Als Beispiele für »Orientierung und Weisung/Gesetz und Tora« entfaltet er israelitische Rechtsordnungen, Gesetze des religiösen Kultus und Ordnungen des Zusammenlebens mit Natur und Kosmos, um solche Weisungen auch für helfende Berufe heute relevant und aktuell werden zu lassen. Dabei gewinnt man freilich manchmal den Eindruck, dass er vor alttestamentarischer Begeisterung Christus als »Ende des Gesetzes« vergisst. Aber schon bei seiner Rezeption der Bergpredigt und des Doppelgebots der Liebe verwischt sich dieser Eindruck wieder. Und bei seiner Rezeption von A. Schweitzers Ethik der Ehrfurcht vor dem Leben und bei seiner Behandlung der Befreiungstheologie und des konziliaren Prozesses weicht dieses Empfinden vollends.

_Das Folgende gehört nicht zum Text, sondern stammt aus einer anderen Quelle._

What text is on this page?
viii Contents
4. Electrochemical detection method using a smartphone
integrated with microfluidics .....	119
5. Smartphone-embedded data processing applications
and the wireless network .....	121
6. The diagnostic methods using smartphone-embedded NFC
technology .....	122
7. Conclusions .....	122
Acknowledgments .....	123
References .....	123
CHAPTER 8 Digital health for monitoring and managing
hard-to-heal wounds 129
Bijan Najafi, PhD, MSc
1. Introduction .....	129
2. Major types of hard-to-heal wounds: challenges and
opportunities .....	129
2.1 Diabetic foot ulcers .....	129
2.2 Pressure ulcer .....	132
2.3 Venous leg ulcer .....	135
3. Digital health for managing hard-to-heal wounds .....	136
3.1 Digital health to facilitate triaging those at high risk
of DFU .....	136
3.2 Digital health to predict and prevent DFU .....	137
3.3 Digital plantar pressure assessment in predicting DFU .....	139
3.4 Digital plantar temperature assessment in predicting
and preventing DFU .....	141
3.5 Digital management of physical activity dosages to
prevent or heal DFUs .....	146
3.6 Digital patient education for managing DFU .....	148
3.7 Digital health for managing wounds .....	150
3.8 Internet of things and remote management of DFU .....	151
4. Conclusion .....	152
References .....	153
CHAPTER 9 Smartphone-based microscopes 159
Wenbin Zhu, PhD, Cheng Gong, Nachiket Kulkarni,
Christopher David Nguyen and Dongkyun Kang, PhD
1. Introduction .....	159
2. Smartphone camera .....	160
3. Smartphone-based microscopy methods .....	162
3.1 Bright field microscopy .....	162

»Gemeinschafts-Bundes-Theologie« eruiert er aus den vielen Bundesschlüssen zwischen Gott und Israel, die er als »Liebeserklärungen« und »Herrschaftsfreie Kommunikation« wertet, und dem Neuen Bund Gottes mit der Menschheit durch Jesus Christus. Er hält das Christus-Zeugnis für eine legitime Fortsetzung des jüdischen Gottesglaubens – eine überzeugende Position, die aber freilich weiter diskutiert werden müsste. Sein christliches Gemeinschaftskonzept, das er gegen sektiererische Pseudogemeinschaften wie Zeugen Jehovas und Scientology Church noch hervorhebt, überzeugt. Und seine Darstellung, wie der auferstandene Christus Gemeinschaft zwischen Feinden und Gegnern in Solidarität, Frieden, Gerechtigkeit und Schöpfungsbewahrung ermöglicht, hat mich begeistert.

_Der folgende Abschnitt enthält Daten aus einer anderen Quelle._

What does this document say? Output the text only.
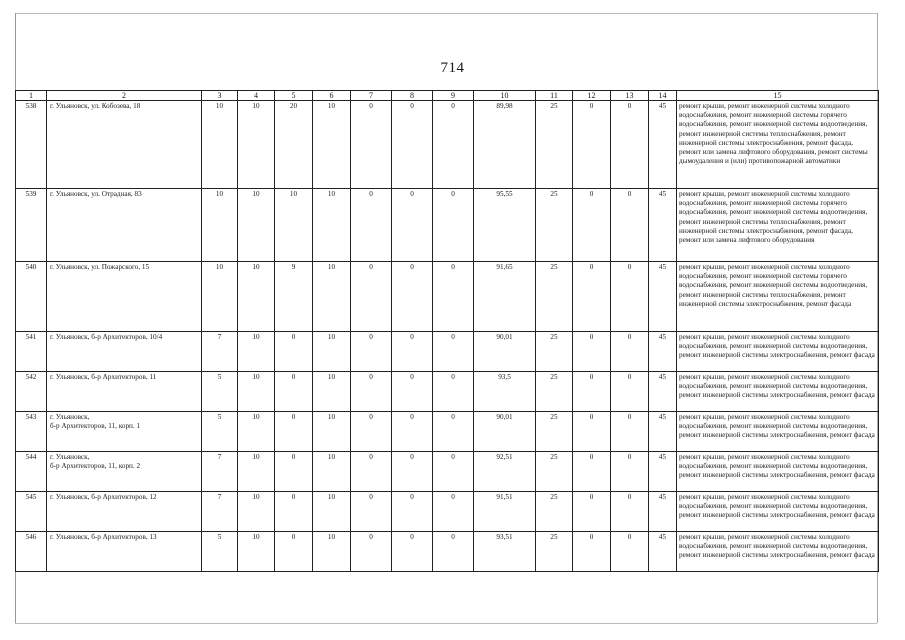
714
1	2	3	4	5	6	7	8	9	10	11	12	13	14	15
538	г. Ульяновск, ул. Кобозева, 18	10	10	20	10	0	0	0	89,98	25	0	0	45	ремонт крыши, ремонт инженерной системы холодного водоснабжения, ремонт инженерной системы горячего водоснабжения, ремонт инженерной системы водоотведения, ремонт инженерной системы теплоснабжения, ремонт инженерной системы электроснабжения, ремонт фасада, ремонт или замена лифтового оборудования, ремонт системы дымоудаления и (или) противопожарной автоматики
539	г. Ульяновск, ул. Отрадная, 83	10	10	10	10	0	0	0	95,55	25	0	0	45	ремонт крыши, ремонт инженерной системы холодного водоснабжения, ремонт инженерной системы горячего водоснабжения, ремонт инженерной системы водоотведения, ремонт инженерной системы теплоснабжения, ремонт инженерной системы электроснабжения, ремонт фасада, ремонт или замена лифтового оборудования
540	г. Ульяновск, ул. Пожарского, 15	10	10	9	10	0	0	0	91,65	25	0	0	45	ремонт крыши, ремонт инженерной системы холодного водоснабжения, ремонт инженерной системы горячего водоснабжения, ремонт инженерной системы водоотведения, ремонт инженерной системы теплоснабжения, ремонт инженерной системы электроснабжения, ремонт фасада
541	г. Ульяновск, б-р Архитекторов, 10/4	7	10	0	10	0	0	0	90,01	25	0	0	45	ремонт крыши, ремонт инженерной системы холодного водоснабжения, ремонт инженерной системы водоотведения, ремонт инженерной системы электроснабжения, ремонт фасада
542	г. Ульяновск, б-р Архитекторов, 11	5	10	0	10	0	0	0	93,5	25	0	0	45	ремонт крыши, ремонт инженерной системы холодного водоснабжения, ремонт инженерной системы водоотведения, ремонт инженерной системы электроснабжения, ремонт фасада
543	г. Ульяновск,
б-р Архитекторов, 11, корп. 1	5	10	0	10	0	0	0	90,01	25	0	0	45	ремонт крыши, ремонт инженерной системы холодного водоснабжения, ремонт инженерной системы водоотведения, ремонт инженерной системы электроснабжения, ремонт фасада
544	г. Ульяновск,
б-р Архитекторов, 11, корп. 2	7	10	0	10	0	0	0	92,51	25	0	0	45	ремонт крыши, ремонт инженерной системы холодного водоснабжения, ремонт инженерной системы водоотведения, ремонт инженерной системы электроснабжения, ремонт фасада
545	г. Ульяновск, б-р Архитекторов, 12	7	10	0	10	0	0	0	91,51	25	0	0	45	ремонт крыши, ремонт инженерной системы холодного водоснабжения, ремонт инженерной системы водоотведения, ремонт инженерной системы электроснабжения, ремонт фасада
546	г. Ульяновск, б-р Архитекторов, 13	5	10	0	10	0	0	0	93,51	25	0	0	45	ремонт крыши, ремонт инженерной системы холодного водоснабжения, ремонт инженерной системы водоотведения, ремонт инженерной системы электроснабжения, ремонт фасада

Seine abschließenden Kapitel zu Kegans Theorie der Entwick­lung des Selbst, zu neueren Jugendstudien und zu »Geburt, Leben und Tod« vermag ich mit dem Thema des Buches nicht in direkten Zusammenhang zu bringen. Aber das trübt nicht das Bild einer hochinteressanten »Elementartheologie für Helfende Berufe«. Das Buch sollte von allen, die aus christlichem Geist heraus helfen, zur Kenntnis genommen werden.